The proposal, written by Coe physics professors Mario Affatigato and Steve Feller, was funded through the Major Research Instrumentation Program of the Division of Materials Research. The equipment will be built by a company headed by Dr. Richard Weber of the Argonne National Laboratory, and will also expand opportunities for Coe students to visit and do research work at the Argonne Lab.
Specifically, the instrument levitates a pellet of powder using argon gas, which is then hit (while floating) by a powerful laser beam. The light melts the pellet, allowing Coe researchers to make glass without a container.
According to Affatigato, the new instrument will allow for several advantages versus the traditional method of making glass in a container.
"The new instrument will allow us to achieve higher temperatures than our traditional furnace, up to about 4,500 degrees Fahrenheit," said Affatigato. "We will be able to attain higher sample purities, as the sample does not come into contact with any container, and it will permit us to make glasses that simply cannot be made the usual way by inhibiting crystallization."

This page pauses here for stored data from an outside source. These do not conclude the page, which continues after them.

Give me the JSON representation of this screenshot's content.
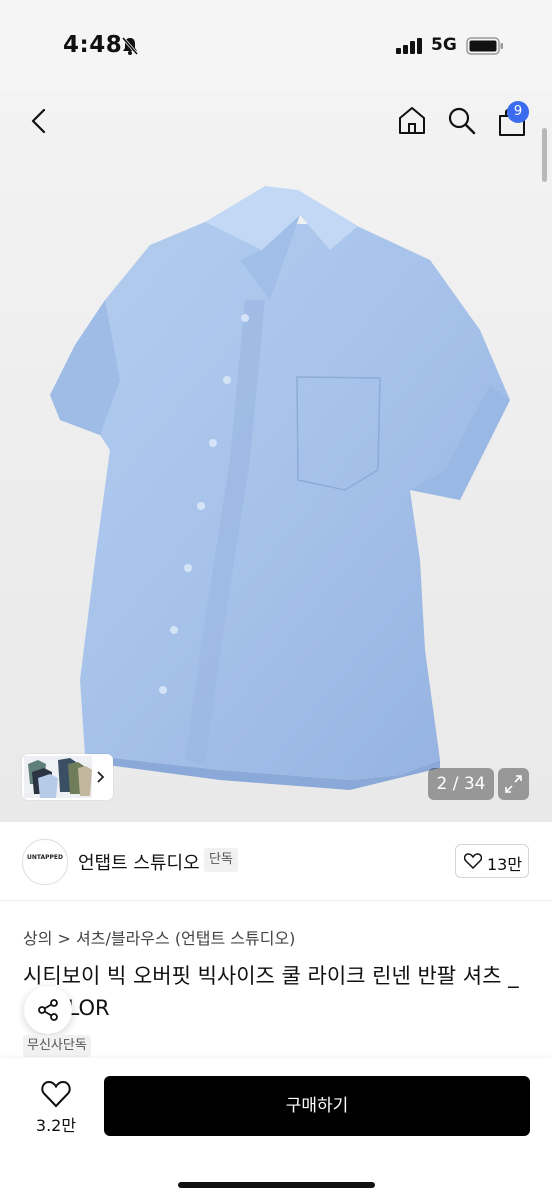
{
  "status_bar": {
    "time": "4:48",
    "network": "5G"
  },
  "nav": {
    "cart_count": "9"
  },
  "gallery": {
    "counter": "2 / 34",
    "shirt_color": "#a9c4ea"
  },
  "brand": {
    "logo_text": "UNTAPPED",
    "name": "언탭트 스튜디오",
    "tag": "단독",
    "likes": "13만"
  },
  "product": {
    "breadcrumb": "상의 > 셔츠/블라우스 (언탭트 스튜디오)",
    "title": "시티보이 빅 오버핏 빅사이즈 쿨 라이크 린넨 반팔 셔츠 _ 4COLOR",
    "exclusive_tag": "무신사단독"
  },
  "bottom": {
    "wish_count": "3.2만",
    "buy_label": "구매하기"
  },
  "colors": {
    "accent": "#3b6cf0",
    "buy_button": "#000000"
  }
}
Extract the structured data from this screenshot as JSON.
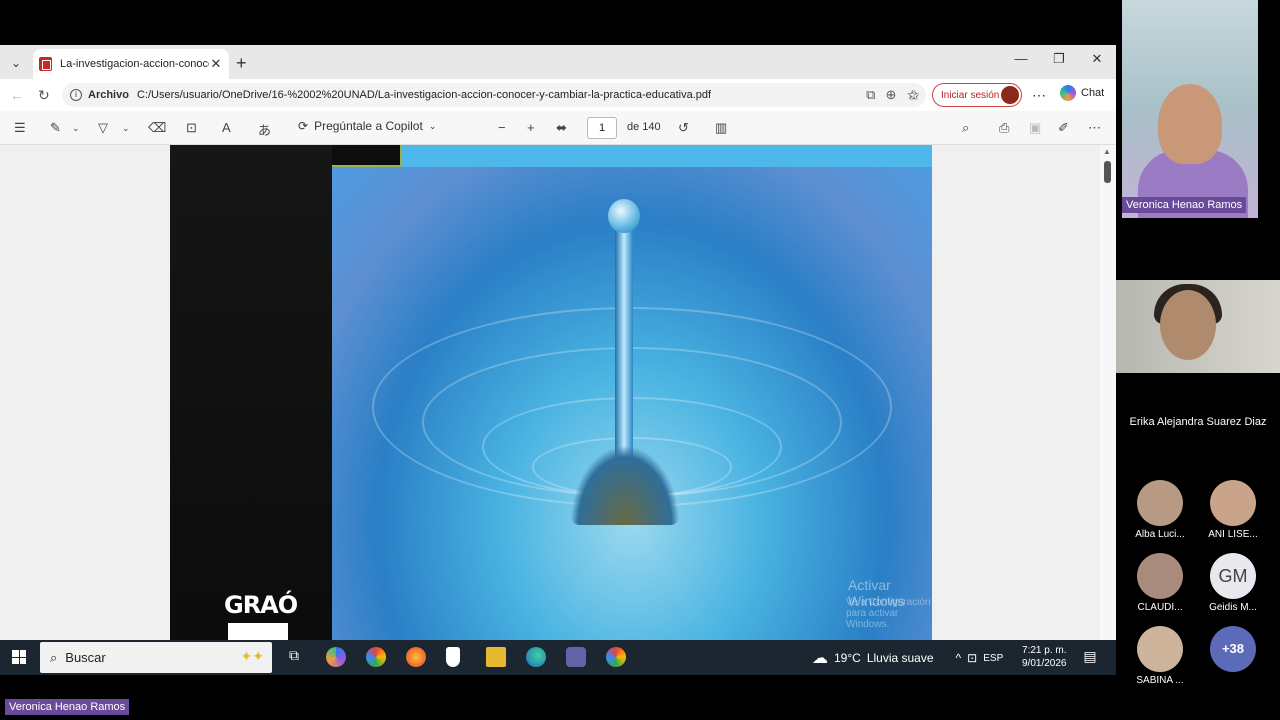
{
  "browser": {
    "tab_title": "La-investigacion-accion-conocer-y",
    "address_scheme": "Archivo",
    "address_path": "C:/Users/usuario/OneDrive/16-%2002%20UNAD/La-investigacion-accion-conocer-y-cambiar-la-practica-educativa.pdf",
    "signin_label": "Iniciar sesión",
    "chat_label": "Chat"
  },
  "pdf_toolbar": {
    "copilot_label": "Pregúntale a Copilot",
    "page_current": "1",
    "page_total": "de 140"
  },
  "document": {
    "publisher_logo_text": "GRAÓ",
    "watermark_title": "Activar Windows",
    "watermark_subtitle": "Ve a Configuración para activar Windows."
  },
  "taskbar": {
    "search_placeholder": "Buscar",
    "weather_temp": "19°C",
    "weather_desc": "Lluvia suave",
    "language": "ESP",
    "time": "7:21 p. m.",
    "date": "9/01/2026"
  },
  "meeting": {
    "main_speaker": "Veronica  Henao Ramos",
    "second_participant": "Erika Alejandra Suarez Diaz",
    "participants": [
      {
        "label": "Alba Luci...",
        "color": "#b89a84"
      },
      {
        "label": "ANI LISE...",
        "color": "#c9a48a"
      },
      {
        "label": "CLAUDI...",
        "color": "#a88b7d"
      },
      {
        "label": "Geidis M...",
        "initials": "GM"
      },
      {
        "label": "SABINA ...",
        "color": "#cdb39a"
      },
      {
        "label": "",
        "initials": "+38"
      }
    ],
    "presenter_label": "Veronica  Henao Ramos"
  }
}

As a result of getting the new technology, Coe students will have unique on-campus research opportunities.
"Most important is the fact that this instrument will expose our students to a rare experience in state-of-the-art manufacturing, giving them training in an area of national relevance," noted Affatigato.

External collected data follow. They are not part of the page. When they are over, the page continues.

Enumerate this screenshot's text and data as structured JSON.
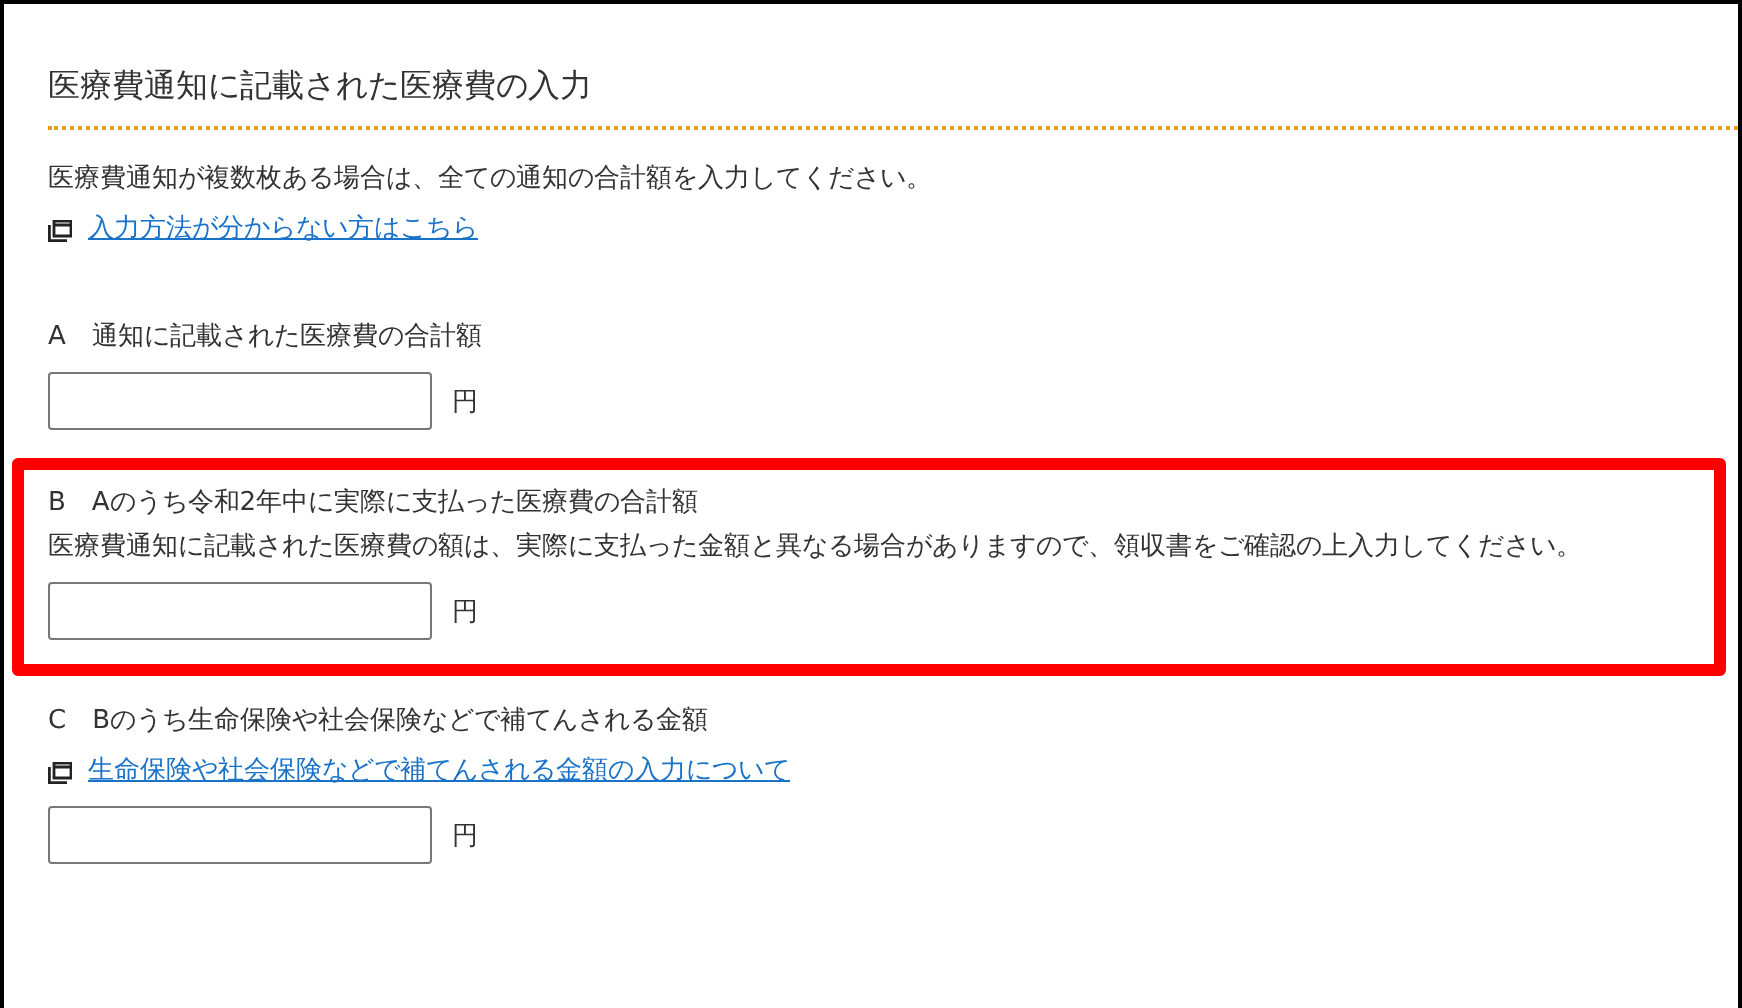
{
  "title": "医療費通知に記載された医療費の入力",
  "intro": "医療費通知が複数枚ある場合は、全ての通知の合計額を入力してください。",
  "intro_link": "入力方法が分からない方はこちら",
  "sections": [
    {
      "label": "A　通知に記載された医療費の合計額",
      "highlighted": false,
      "unit": "円"
    },
    {
      "label": "B　Aのうち令和2年中に実際に支払った医療費の合計額",
      "note": "医療費通知に記載された医療費の額は、実際に支払った金額と異なる場合がありますので、領収書をご確認の上入力してください。",
      "highlighted": true,
      "unit": "円"
    },
    {
      "label": "C　Bのうち生命保険や社会保険などで補てんされる金額",
      "link": "生命保険や社会保険などで補てんされる金額の入力について",
      "highlighted": false,
      "unit": "円"
    }
  ]
}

The funding is the latest in a series of external grants received by Coe's science programs over the past two decades, with more than $2 million going to the physics program alone, and over $550,000 this year. Approximately one in six grant applications receives funding, demonstrating the highly competitive nature of the NSF grant process.
Coe is currently one of five small colleges in the U.S. to host a Research Experience for Undergraduates (REU) site, also supported by the NSF, which provides opportunities for students from Coe and other colleges across the country to conduct research in chemistry and physics.